Riteniamo che il presidente della Fed e i suoi colleghi abbiamo sottovalutato la velocità e la portata del conseguente rialzo dei rendimenti sui Treasury (vedi grafico 1 nella gallery). Se sostenuto, questo movimento rialzista dei tassi potrebbe soffocare la ripresa dei settori sensibili all’andamento dei tassi di interesse, come l’industria automobilistica e il ramo immobiliare.
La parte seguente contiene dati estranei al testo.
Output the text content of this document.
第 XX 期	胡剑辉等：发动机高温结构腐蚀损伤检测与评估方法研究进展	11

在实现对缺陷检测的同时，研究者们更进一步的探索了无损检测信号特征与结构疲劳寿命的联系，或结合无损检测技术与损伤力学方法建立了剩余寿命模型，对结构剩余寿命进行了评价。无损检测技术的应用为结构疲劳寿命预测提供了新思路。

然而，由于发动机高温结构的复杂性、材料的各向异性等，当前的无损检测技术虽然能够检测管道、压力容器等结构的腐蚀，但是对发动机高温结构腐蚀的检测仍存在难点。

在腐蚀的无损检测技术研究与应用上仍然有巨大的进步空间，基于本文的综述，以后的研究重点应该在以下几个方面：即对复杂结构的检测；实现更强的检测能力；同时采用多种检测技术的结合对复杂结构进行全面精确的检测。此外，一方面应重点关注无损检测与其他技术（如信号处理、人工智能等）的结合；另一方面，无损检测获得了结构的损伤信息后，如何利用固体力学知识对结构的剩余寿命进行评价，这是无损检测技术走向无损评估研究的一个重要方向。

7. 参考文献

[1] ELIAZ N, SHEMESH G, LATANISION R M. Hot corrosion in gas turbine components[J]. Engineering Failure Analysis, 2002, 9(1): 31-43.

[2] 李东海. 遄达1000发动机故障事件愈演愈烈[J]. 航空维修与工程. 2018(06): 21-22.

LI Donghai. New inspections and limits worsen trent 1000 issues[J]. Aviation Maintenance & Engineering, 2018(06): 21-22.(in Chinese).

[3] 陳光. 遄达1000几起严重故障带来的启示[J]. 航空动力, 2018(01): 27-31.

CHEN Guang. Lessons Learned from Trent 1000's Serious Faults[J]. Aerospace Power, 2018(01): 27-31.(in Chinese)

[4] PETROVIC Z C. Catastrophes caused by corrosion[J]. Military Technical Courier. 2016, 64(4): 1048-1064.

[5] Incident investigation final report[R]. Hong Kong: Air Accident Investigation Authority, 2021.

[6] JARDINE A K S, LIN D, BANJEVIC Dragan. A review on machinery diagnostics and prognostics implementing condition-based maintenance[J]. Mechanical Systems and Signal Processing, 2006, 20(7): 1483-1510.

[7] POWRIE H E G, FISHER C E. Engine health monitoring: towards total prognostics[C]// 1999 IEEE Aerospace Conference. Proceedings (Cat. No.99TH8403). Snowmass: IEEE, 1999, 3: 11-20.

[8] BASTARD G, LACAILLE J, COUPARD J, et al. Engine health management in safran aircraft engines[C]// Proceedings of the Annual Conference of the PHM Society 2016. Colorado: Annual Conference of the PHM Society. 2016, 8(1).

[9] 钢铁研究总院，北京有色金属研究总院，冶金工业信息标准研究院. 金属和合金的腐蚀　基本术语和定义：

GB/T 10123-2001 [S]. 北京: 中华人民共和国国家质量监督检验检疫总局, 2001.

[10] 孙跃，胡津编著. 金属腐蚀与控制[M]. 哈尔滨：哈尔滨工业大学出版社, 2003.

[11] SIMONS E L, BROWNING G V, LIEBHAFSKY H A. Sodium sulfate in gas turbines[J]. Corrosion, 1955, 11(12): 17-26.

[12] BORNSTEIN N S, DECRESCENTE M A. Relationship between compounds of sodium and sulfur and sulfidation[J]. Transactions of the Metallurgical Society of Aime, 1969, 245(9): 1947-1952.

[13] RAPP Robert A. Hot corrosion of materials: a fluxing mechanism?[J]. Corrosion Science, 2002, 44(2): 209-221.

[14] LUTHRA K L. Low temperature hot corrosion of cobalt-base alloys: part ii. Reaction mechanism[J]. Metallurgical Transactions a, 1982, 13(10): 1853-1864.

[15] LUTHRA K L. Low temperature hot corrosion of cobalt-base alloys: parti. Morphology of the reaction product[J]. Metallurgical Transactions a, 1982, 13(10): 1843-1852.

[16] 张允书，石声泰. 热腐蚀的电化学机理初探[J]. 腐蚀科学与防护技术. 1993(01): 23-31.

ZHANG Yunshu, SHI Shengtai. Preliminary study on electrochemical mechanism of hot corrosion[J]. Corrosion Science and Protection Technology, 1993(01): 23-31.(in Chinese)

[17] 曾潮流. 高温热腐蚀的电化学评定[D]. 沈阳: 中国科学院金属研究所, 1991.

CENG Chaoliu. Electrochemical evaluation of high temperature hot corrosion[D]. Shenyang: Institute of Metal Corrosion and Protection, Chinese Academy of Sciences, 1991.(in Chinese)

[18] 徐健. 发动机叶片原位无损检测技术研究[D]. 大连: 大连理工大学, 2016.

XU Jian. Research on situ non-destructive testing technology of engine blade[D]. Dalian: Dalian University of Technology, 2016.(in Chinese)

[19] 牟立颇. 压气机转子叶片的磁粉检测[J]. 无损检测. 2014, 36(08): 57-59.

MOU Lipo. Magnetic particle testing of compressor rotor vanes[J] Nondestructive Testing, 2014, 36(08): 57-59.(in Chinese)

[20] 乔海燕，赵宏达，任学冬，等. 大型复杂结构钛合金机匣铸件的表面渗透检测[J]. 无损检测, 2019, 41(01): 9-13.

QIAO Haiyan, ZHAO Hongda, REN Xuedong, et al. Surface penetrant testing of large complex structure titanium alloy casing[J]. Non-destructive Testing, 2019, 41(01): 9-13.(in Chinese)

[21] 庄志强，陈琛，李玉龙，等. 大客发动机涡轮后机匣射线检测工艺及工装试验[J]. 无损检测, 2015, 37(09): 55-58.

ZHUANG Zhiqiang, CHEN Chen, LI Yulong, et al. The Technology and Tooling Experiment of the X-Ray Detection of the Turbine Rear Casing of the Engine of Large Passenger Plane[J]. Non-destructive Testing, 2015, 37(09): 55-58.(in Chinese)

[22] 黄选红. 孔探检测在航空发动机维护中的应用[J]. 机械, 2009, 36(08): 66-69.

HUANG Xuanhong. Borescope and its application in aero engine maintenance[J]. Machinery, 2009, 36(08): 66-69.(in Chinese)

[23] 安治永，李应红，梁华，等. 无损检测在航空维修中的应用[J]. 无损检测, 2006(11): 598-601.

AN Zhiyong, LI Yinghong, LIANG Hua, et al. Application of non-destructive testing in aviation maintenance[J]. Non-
La morsa cinese sull’espansione creditizia
Anche la Cina è confrontata con la prospettiva di un’offerta di liquidità meno generosa. La volontà dei decisori politici cinesi di contenere l’eccessiva espansione del credito si riflette in un netto aumento dei tassi di interesse interbancari mensili (da circa il 3% al 12%, vedi grafico 2 nella gallery). Sebbene la People's Bank of China (PBOC) abbia fornito liquidità per fronteggiare i problemi a breve termine derivanti dalla ridotta disponibilità di crediti, il segnale inviato alle banche impegnate in avventate attività di prestito per progetti con dubbio ritorno economico è chiaro: non potete più contare su liquidità illimitata e a basso costo da parte dell’autorità monetaria. Considerate le quantità di credito concesse dall’inizio della crisi finanziaria nel 2008, le prospettive di crescita dell’economia cinese appaiono sempre più precarie.

Siamo franchi: mentre le suddette misure saranno positive sul lungo termine – l’attuale modello economico della Cina non è sostenibile – esse hanno ampie ramificazioni per i settori che hanno tratto grande vantaggio dalla crescita cinese degli ultimi cinque anni, come le commodity, l’industria mineraria e i beni di lusso, solo per citarne alcuni. Inoltre molti paesi che esportano verso la Cina – come l’Australia, il Brasile o il Cile – dovranno fare i conti con un ambiente meno favorevole. Il rovescio positivo della medaglia è che le correzioni cinesi hanno un effetto disinflazionistico e, se le condizioni generali rimarranno immutate, lasceranno un maggiore margine di manovra alle banche centrali per proseguire le loro politiche monetarie accomodanti.


Prospettive di crescita ancora intatte?
Il potenziale allentamento degli stimoli monetari negli USA e l’effettiva stretta creditizia in Cina producono un effetto domino sulla crescita economica mondiale. Nei principali mercati emergenti le condizioni finanziarie meno favorevoli comportano un probabile deterioramento delle prospettive economiche di breve termine. A ciò si aggiungono le tensioni sociali in Turchia e Brasile, che non favoriscono certo il clima di fiducia.


“Cash is king”
Alla luce dei recenti sviluppi, abbiamo aumentato la quota delle liquidità nei nostri portafogli. La nostra posizione nelle attività rischiose è passata da “sovrappeso” a “neutrale”. Per raggiungere questo obiettivo abbiamo ridotto la nostra esposizione nelle azioni e nel debito dei mercati emergenti in valuta locale.
Anche se a nostro parere le banche centrali finiranno per reagire alla perdita di dinamismo economico, preferiamo adottare un approccio più cauto. Manteniamo comunque un’esposizione ragionevole sui mercati, pur con un maggiore grado di flessibilità.